Featured image is Democritus, by Johannes Moreelse.
Francis: I would like to apply some of what I have read recently, if you wouldn’t mind.
Paco: Unless you’ve recently been reading murder mysteries, I don’t see why not.
Francis: I’ve been reading theories of humor.
Paco: Oh, that is so much worse.
Francis: Come on, I want to try to make you laugh!
Paco: I would rather you killed me in a more direct way.
Francis: Don’t be such a spoilsport. Try this one on for size: what happens if you eat yeast and shoe polish?
Paco: Do you really need me to ask “what”?
Francis: The next morning, you’ll rise and shine!
Paco: …
Francis: You see, that was an example of “wordplay”. It makes use of the flexibility of meaning to subvert expectations.
Paco: Well, now that I know why it’s funny, I guess that’s my cue to laugh.
Francis: You’re right, you’re right. I shouldn’t need to give you the theory, if it’s really funny. Let me try an ethnic joke to help you overcome your sociocultural inhibitions—
Paco: You know what, I think I’m comfortable with my inhibitions. Thanks for the thought, though.
Francis: OK, but I’ve got this wonderful one that lets us indulge in our shared superiority to the outgroup—
Paco: Have any of these theorists ever successfully cracked a joke in their life?
Francis: I don’t see how that’s relevant.
Paco: …
Francis: Let’s not confuse theory and practice, here. I know you haven’t read as much as I have, but that’s pretty elementary.
Paco: So there’s some value in observing comedians as if they were chimpanzees, then?
Francis: How else could we really explain what it is that they do?
Paco: But if the theorists are completely incapable of cracking a good joke, what good are their theories?
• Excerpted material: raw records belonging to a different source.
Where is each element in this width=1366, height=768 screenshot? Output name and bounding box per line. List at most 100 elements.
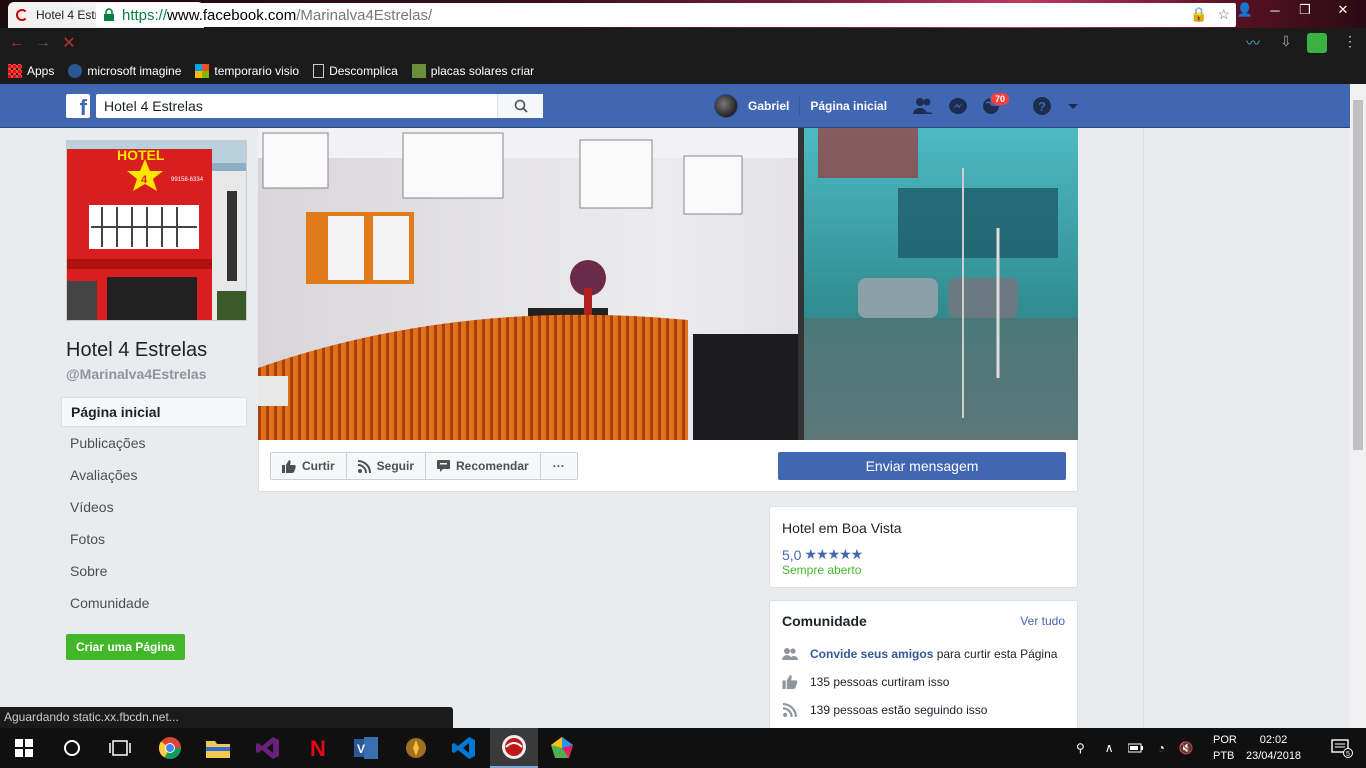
action-center-icon[interactable]: 5 xyxy=(1318,728,1366,768)
page-profile-picture[interactable]: HOTEL 4 99158-6334 xyxy=(66,140,247,321)
invite-friends-link[interactable]: Convide seus amigos xyxy=(810,647,933,661)
facebook-logo-icon[interactable]: f xyxy=(66,94,90,119)
right-column-divider xyxy=(1143,128,1144,728)
cover-photo[interactable] xyxy=(258,128,1078,440)
see-all-link[interactable]: Ver tudo xyxy=(1020,614,1065,628)
hotel-facade-illustration: HOTEL 4 99158-6334 xyxy=(67,141,246,320)
account-menu-chevron-down-icon[interactable] xyxy=(1062,96,1084,116)
nav-item-posts[interactable]: Publicações xyxy=(61,427,247,459)
svg-text:N: N xyxy=(310,736,326,760)
bookmark-placas-solares[interactable]: placas solares criar xyxy=(411,64,535,78)
clock-time: 02:02 xyxy=(1259,734,1288,746)
nav-item-about[interactable]: Sobre xyxy=(61,555,247,587)
forward-icon[interactable]: → xyxy=(30,34,56,52)
bookmark-temporario-visio[interactable]: temporario visio xyxy=(195,64,299,78)
nav-item-home[interactable]: Página inicial xyxy=(61,397,247,427)
create-page-button[interactable]: Criar uma Página xyxy=(66,634,185,660)
invite-friends-text: para curtir esta Página xyxy=(933,647,1058,661)
loading-spinner-icon xyxy=(16,9,28,21)
page-category[interactable]: Hotel em Boa Vista xyxy=(782,520,1065,536)
show-hidden-icons-chevron-up-icon[interactable]: ∧ xyxy=(1105,741,1114,755)
netflix-icon[interactable]: N xyxy=(294,728,342,768)
recommend-button[interactable]: Recomendar xyxy=(426,453,541,479)
restore-icon[interactable]: ❐ xyxy=(1290,0,1320,20)
system-tray: ⚲ ∧ ◔ 🔇 xyxy=(1076,728,1194,768)
follows-count-row: 139 pessoas estão seguindo isso xyxy=(782,696,1065,724)
people-icon[interactable]: ⚲ xyxy=(1076,741,1085,755)
stop-loading-icon[interactable]: ✕ xyxy=(56,33,82,53)
fb-header-right: Gabriel Página inicial xyxy=(714,84,897,128)
scrollbar-thumb[interactable] xyxy=(1353,100,1363,450)
wifi-icon[interactable]: ◔ xyxy=(1158,741,1165,755)
rating-row[interactable]: 5,0 ★★★★★ xyxy=(782,546,1065,563)
hotel-star-number: 4 xyxy=(141,174,148,186)
active-app-icon[interactable] xyxy=(490,728,538,768)
profile-link[interactable]: Gabriel xyxy=(738,99,799,113)
notification-badge: 70 xyxy=(990,92,1011,106)
thumbs-up-icon xyxy=(282,459,296,473)
cortana-search-icon[interactable] xyxy=(48,728,96,768)
rss-icon xyxy=(357,459,371,473)
url-path: /Marinalva4Estrelas/ xyxy=(296,6,433,24)
task-view-icon[interactable] xyxy=(96,728,144,768)
recommend-label: Recomendar xyxy=(456,459,529,473)
input-language-indicator[interactable]: POR PTB xyxy=(1213,732,1237,764)
bookmark-star-icon[interactable]: ☆ xyxy=(1217,6,1230,23)
messenger-icon[interactable] xyxy=(947,96,969,116)
address-bar[interactable]: https://www.facebook.com/Marinalva4Estre… xyxy=(96,3,1236,27)
page-username[interactable]: @Marinalva4Estrelas xyxy=(66,366,207,382)
bookmark-microsoft-imagine[interactable]: microsoft imagine xyxy=(68,64,181,78)
back-icon[interactable]: ← xyxy=(4,34,30,52)
bookmarks-bar: Apps microsoft imagine temporario visio … xyxy=(0,58,1366,84)
like-button[interactable]: Curtir xyxy=(271,453,347,479)
help-icon[interactable]: ? xyxy=(1031,96,1053,116)
url-host: www.facebook.com xyxy=(167,6,297,24)
extension-icon-2[interactable]: ⇩ xyxy=(1276,33,1296,53)
community-title: Comunidade xyxy=(782,613,867,629)
bookmark-label: Apps xyxy=(27,64,55,78)
extension-icon-1[interactable]: 〰 xyxy=(1243,33,1263,53)
friend-requests-icon[interactable] xyxy=(912,96,934,116)
keyboard-layout-code: PTB xyxy=(1213,750,1235,762)
send-message-button[interactable]: Enviar mensagem xyxy=(778,452,1066,480)
browser-toolbar: ← → ✕ xyxy=(0,28,1366,58)
fb-search-input[interactable] xyxy=(96,95,496,117)
nav-item-community[interactable]: Comunidade xyxy=(61,587,247,619)
follow-button[interactable]: Seguir xyxy=(347,453,427,479)
invite-friends-row: Convide seus amigos para curtir esta Pág… xyxy=(782,640,1065,668)
visual-studio-icon[interactable] xyxy=(244,728,292,768)
likes-count-row: 135 pessoas curtiram isso xyxy=(782,668,1065,696)
home-link[interactable]: Página inicial xyxy=(800,99,897,113)
nav-item-photos[interactable]: Fotos xyxy=(61,523,247,555)
secure-lock-icon xyxy=(104,8,114,21)
minimize-icon[interactable]: ─ xyxy=(1260,0,1290,20)
bookmark-apps[interactable]: Apps xyxy=(8,64,54,78)
nav-item-reviews[interactable]: Avaliações xyxy=(61,459,247,491)
taskbar-clock[interactable]: 02:02 23/04/2018 xyxy=(1246,732,1301,764)
bookmark-descomplica[interactable]: Descomplica xyxy=(313,64,398,78)
chrome-taskbar-icon[interactable] xyxy=(146,728,194,768)
file-explorer-icon[interactable] xyxy=(194,728,242,768)
more-options-button[interactable]: ··· xyxy=(541,453,577,479)
facebook-header: f Gabriel Página inicial ? xyxy=(0,84,1350,128)
start-button-windows-icon[interactable] xyxy=(0,728,48,768)
polygon-app-icon[interactable] xyxy=(538,728,586,768)
volume-muted-icon[interactable]: 🔇 xyxy=(1179,741,1194,755)
language-code: POR xyxy=(1213,734,1237,746)
search-icon[interactable] xyxy=(497,94,543,118)
bookmark-label: temporario visio xyxy=(214,64,300,78)
vscode-icon[interactable] xyxy=(440,728,488,768)
lock-status-icon[interactable]: 🔒 xyxy=(1190,6,1207,23)
extension-icon-3[interactable] xyxy=(1307,33,1327,53)
friends-icon xyxy=(782,648,798,660)
rating-value: 5,0 xyxy=(782,546,802,563)
close-window-icon[interactable]: ✕ xyxy=(1320,0,1366,20)
bookmark-label: placas solares criar xyxy=(430,64,535,78)
site-favicon-icon xyxy=(411,64,426,78)
nav-item-videos[interactable]: Vídeos xyxy=(61,491,247,523)
user-avatar[interactable] xyxy=(714,94,738,118)
game-launcher-icon[interactable] xyxy=(392,728,440,768)
visio-icon[interactable]: V xyxy=(342,728,390,768)
chrome-menu-icon[interactable]: ⋮ xyxy=(1340,33,1360,53)
battery-icon[interactable] xyxy=(1127,743,1144,753)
In what sense have they understood humor, at all?
Francis: Would you expect a particle physicist to be better at…being…a physical thing?
Paco: I see you bring a similar wit to your jokes and your rejoinders.
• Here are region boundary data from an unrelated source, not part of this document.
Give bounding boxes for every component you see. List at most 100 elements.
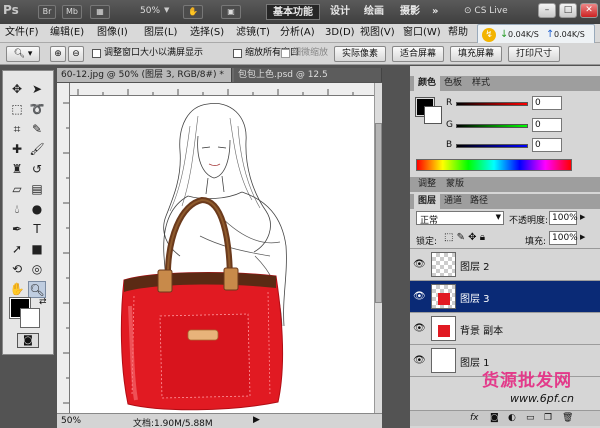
workspace-design[interactable]: 设计: [324, 4, 356, 20]
clone-stamp-icon[interactable]: ♜: [8, 161, 26, 178]
vertical-scrollbar[interactable]: [374, 83, 382, 413]
shape-tool-icon[interactable]: ■: [28, 241, 46, 258]
layer-row-active[interactable]: 👁︎ 图层 3: [410, 281, 600, 313]
minimize-button[interactable]: –: [538, 3, 556, 18]
menu-filter[interactable]: 滤镜(T): [236, 26, 270, 40]
menu-3d[interactable]: 3D(D): [325, 26, 355, 40]
move-tool-icon[interactable]: ✥: [8, 81, 26, 98]
layer-row[interactable]: 👁︎ 图层 2: [410, 249, 600, 281]
history-brush-icon[interactable]: ↺: [28, 161, 46, 178]
fill-dropdown-icon[interactable]: ▶: [580, 233, 585, 241]
mini-bridge-button[interactable]: Mb: [62, 5, 82, 19]
lasso-tool-icon[interactable]: ➰: [28, 101, 46, 118]
tab-layers[interactable]: 图层: [414, 194, 441, 209]
print-size-button[interactable]: 打印尺寸: [508, 46, 560, 62]
tab-masks[interactable]: 蒙版: [442, 177, 468, 192]
green-value[interactable]: 0: [532, 118, 562, 132]
new-layer-icon[interactable]: ❐: [544, 413, 552, 423]
menu-help[interactable]: 帮助: [448, 26, 468, 40]
fx-icon[interactable]: fx: [470, 413, 479, 423]
zoom-level[interactable]: 50%: [140, 6, 160, 16]
pen-tool-icon[interactable]: ✒: [8, 221, 26, 238]
layer-name[interactable]: 图层 2: [460, 258, 490, 273]
actual-pixels-button[interactable]: 实际像素: [334, 46, 386, 62]
layer-row[interactable]: 👁︎ 背景 副本: [410, 313, 600, 345]
menu-view[interactable]: 视图(V): [360, 26, 395, 40]
fill-value[interactable]: 100%: [549, 231, 578, 245]
adjustment-icon[interactable]: ◐: [508, 413, 516, 423]
color-spectrum[interactable]: [416, 159, 572, 171]
folder-icon[interactable]: ▭: [526, 413, 535, 423]
color-bg-swatch[interactable]: [424, 106, 442, 124]
opacity-dropdown-icon[interactable]: ▶: [580, 213, 585, 221]
blue-slider[interactable]: [456, 144, 528, 148]
eyedropper-tool-icon[interactable]: ✎: [28, 121, 46, 138]
green-slider[interactable]: [456, 124, 528, 128]
doc-tab-active[interactable]: 60-12.jpg @ 50% (图层 3, RGB/8#) * ×: [57, 68, 232, 94]
blur-tool-icon[interactable]: 💧︎: [8, 201, 26, 218]
tab-paths[interactable]: 路径: [466, 194, 492, 209]
document-canvas[interactable]: [70, 96, 374, 413]
workspace-essentials[interactable]: 基本功能: [266, 4, 320, 20]
workspace-photography[interactable]: 摄影: [394, 4, 426, 20]
lock-icons[interactable]: ⬚ ✎ ✥ 🔒︎: [444, 232, 485, 243]
tab-swatches[interactable]: 色板: [440, 76, 466, 91]
doc-tab-inactive[interactable]: 包包上色.psd @ 12.5: [234, 68, 382, 82]
resize-windows-checkbox[interactable]: [92, 49, 101, 58]
tab-color[interactable]: 颜色: [414, 76, 441, 91]
status-zoom[interactable]: 50%: [61, 416, 81, 426]
workspace-painting[interactable]: 绘画: [358, 4, 390, 20]
close-button[interactable]: ✕: [580, 3, 598, 18]
scrubby-zoom-checkbox[interactable]: [281, 49, 290, 58]
gradient-tool-icon[interactable]: ▤: [28, 181, 46, 198]
blue-value[interactable]: 0: [532, 138, 562, 152]
menu-select[interactable]: 选择(S): [190, 26, 224, 40]
tab-channels[interactable]: 通道: [440, 194, 466, 209]
dodge-tool-icon[interactable]: ●: [28, 201, 46, 218]
fit-screen-button[interactable]: 适合屏幕: [392, 46, 444, 62]
menu-image[interactable]: 图像(I): [97, 26, 128, 40]
status-menu-icon[interactable]: ▶: [253, 415, 260, 425]
menu-edit[interactable]: 编辑(E): [50, 26, 84, 40]
type-tool-icon[interactable]: T: [28, 221, 46, 238]
zoom-all-windows-checkbox[interactable]: [233, 49, 242, 58]
workspace-more[interactable]: »: [426, 4, 444, 20]
screen-mode-button[interactable]: ▣: [221, 5, 241, 19]
eye-icon[interactable]: 👁︎: [413, 323, 427, 335]
crop-tool-icon[interactable]: ⌗: [8, 121, 26, 138]
healing-brush-icon[interactable]: ✚: [8, 141, 26, 158]
3d-orbit-icon[interactable]: ◎: [28, 261, 46, 278]
guides-button[interactable]: ▦: [90, 5, 110, 19]
tab-styles[interactable]: 样式: [468, 76, 494, 91]
bridge-button[interactable]: Br: [38, 5, 56, 19]
background-color-swatch[interactable]: [20, 308, 40, 328]
quick-mask-icon[interactable]: ◙: [17, 333, 39, 348]
3d-rotate-icon[interactable]: ⟲: [8, 261, 26, 278]
tab-adjustments[interactable]: 调整: [414, 177, 440, 192]
brush-tool-icon[interactable]: 🖌︎: [28, 141, 46, 158]
zoom-tool-preset[interactable]: 🔍︎ ▾: [6, 46, 40, 62]
red-value[interactable]: 0: [532, 96, 562, 110]
hand-tool-button[interactable]: ✋: [183, 5, 203, 19]
red-slider[interactable]: [456, 102, 528, 106]
layer-name[interactable]: 图层 3: [460, 290, 490, 305]
eraser-tool-icon[interactable]: ▱: [8, 181, 26, 198]
menu-window[interactable]: 窗口(W): [403, 26, 441, 40]
fill-screen-button[interactable]: 填充屏幕: [450, 46, 502, 62]
eye-icon[interactable]: 👁︎: [413, 355, 427, 367]
pointer-tool-icon[interactable]: ➤: [28, 81, 46, 98]
cs-live-button[interactable]: ⊙ CS Live: [464, 6, 508, 16]
trash-icon[interactable]: 🗑︎: [562, 413, 573, 423]
opacity-value[interactable]: 100%: [549, 211, 578, 225]
scroll-thumb[interactable]: [375, 123, 382, 303]
eye-icon[interactable]: 👁︎: [413, 259, 427, 271]
menu-file[interactable]: 文件(F): [5, 26, 39, 40]
layer-name[interactable]: 背景 副本: [460, 322, 503, 337]
marquee-tool-icon[interactable]: ⬚: [8, 101, 26, 118]
menu-layer[interactable]: 图层(L): [144, 26, 177, 40]
zoom-out-button[interactable]: ⊖: [68, 46, 84, 62]
zoom-tool-icon[interactable]: 🔍︎: [28, 281, 46, 298]
path-selection-icon[interactable]: ➚: [8, 241, 26, 258]
zoom-in-button[interactable]: ⊕: [50, 46, 66, 62]
hand-tool-icon[interactable]: ✋: [8, 281, 26, 298]
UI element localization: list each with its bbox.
Francis: Well, is application all that there is to theory?
Paco: Surely you would agree that physics and comedy are very different.
Francis: Knowledge is knowledge.
Paco: The principles that govern a catapult or a nuclear power plant are the same everywhere and at any time in history. What makes something funny is almost entirely tied up in a particular situation. It’s tied to life! It’s not something you know in advance, it emerges as practice, it is understood in application, and nowhere else.
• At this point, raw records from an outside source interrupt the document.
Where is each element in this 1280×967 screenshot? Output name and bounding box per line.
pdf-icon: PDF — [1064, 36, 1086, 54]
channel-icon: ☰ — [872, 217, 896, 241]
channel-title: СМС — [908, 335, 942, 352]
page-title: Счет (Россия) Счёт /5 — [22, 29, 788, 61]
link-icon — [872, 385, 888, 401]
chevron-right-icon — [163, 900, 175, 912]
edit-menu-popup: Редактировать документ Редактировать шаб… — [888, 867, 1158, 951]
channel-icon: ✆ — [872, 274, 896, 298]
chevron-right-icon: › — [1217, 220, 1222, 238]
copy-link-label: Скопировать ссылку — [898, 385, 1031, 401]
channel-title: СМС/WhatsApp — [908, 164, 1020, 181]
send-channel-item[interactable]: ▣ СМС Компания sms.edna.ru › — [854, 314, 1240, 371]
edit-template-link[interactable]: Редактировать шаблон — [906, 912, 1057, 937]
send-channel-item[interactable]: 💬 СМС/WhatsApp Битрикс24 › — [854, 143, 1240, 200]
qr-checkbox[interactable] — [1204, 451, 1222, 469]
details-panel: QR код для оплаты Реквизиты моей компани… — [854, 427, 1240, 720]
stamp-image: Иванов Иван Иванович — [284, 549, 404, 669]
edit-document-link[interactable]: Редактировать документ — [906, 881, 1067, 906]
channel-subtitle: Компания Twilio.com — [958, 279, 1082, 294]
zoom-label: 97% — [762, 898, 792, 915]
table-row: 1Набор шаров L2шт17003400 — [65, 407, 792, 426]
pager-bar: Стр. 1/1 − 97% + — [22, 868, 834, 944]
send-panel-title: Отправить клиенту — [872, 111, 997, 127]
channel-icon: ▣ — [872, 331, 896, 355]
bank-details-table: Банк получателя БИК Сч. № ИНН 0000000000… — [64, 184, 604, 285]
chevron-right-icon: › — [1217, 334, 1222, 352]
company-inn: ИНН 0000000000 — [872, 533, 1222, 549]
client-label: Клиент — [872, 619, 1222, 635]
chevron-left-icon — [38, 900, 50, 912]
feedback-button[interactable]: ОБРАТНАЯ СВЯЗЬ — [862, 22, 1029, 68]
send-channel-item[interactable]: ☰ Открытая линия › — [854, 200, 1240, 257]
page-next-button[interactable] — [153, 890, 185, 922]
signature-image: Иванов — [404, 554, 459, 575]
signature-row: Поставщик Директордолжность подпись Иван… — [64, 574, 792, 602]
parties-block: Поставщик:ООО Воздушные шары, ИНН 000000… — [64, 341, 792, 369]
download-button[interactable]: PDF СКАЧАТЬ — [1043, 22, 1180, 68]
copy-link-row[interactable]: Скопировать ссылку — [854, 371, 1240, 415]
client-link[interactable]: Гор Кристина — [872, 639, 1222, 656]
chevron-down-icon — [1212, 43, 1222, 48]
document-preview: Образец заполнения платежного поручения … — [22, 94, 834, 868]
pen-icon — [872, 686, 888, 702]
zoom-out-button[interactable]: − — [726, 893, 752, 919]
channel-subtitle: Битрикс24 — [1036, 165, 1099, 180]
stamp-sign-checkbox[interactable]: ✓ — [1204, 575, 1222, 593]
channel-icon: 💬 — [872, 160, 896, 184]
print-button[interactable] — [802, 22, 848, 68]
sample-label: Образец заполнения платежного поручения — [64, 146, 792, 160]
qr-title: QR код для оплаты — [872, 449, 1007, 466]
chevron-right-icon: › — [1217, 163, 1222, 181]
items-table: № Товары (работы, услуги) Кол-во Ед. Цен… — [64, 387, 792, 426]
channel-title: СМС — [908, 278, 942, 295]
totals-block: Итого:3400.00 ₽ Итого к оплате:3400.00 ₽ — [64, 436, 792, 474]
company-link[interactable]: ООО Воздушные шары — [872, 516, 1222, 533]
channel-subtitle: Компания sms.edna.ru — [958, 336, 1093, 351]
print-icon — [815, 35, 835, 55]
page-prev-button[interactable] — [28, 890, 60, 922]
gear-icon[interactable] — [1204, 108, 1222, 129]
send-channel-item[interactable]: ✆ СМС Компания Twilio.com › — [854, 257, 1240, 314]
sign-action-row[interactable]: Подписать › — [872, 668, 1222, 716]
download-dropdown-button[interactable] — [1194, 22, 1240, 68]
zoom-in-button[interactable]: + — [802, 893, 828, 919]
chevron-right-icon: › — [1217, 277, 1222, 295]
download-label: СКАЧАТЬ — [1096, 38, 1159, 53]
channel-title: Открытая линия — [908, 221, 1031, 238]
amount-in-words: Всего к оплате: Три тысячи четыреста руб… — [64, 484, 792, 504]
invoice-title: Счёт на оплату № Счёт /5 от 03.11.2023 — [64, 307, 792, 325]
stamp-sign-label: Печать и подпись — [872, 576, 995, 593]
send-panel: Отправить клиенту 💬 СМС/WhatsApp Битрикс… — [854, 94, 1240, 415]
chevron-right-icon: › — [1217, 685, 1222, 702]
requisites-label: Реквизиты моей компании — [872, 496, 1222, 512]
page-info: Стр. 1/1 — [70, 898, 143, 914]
Francis: That’s an interesting theory.
Paco: Nice try, but you have got to work on your timing.
Francis: I mean it! You’ve just made the classic mis-step of theorizing about the impossibility of theoretical knowledge! The argument defeats itself.
Paco: But this is different.
Francis: How?
Paco: Because I’m right.
Francis: I know just the theory that explains why I find that response humorous…
Paco: Is murder still on the table?
Francis: Come on, admit when you’ve been bested.
Paco: It’s very possible that I have been. But I worry that we may fail to distinguish just because we’ve used the same word for something. Surely the knowledge it takes to understand a joke in a way that makes us laugh is different from the knowledge of Pythagoras’ Theorem or the Heisenberg Uncertainty Principle. And surely the kind of theory that allows us to build a catapult is different from the kind of theory that helps us understand jokes in a general way.
Francis: And is this theory of theories yet another kind of theory?
Paco: All right, I admit I don’t know all the proper distinctions and can’t anticipate your traps. I’m sure you’ve read much more about this than I have.
Francis: No need to be cranky about it. Here, this will cheer you up: why did the picture go to jail?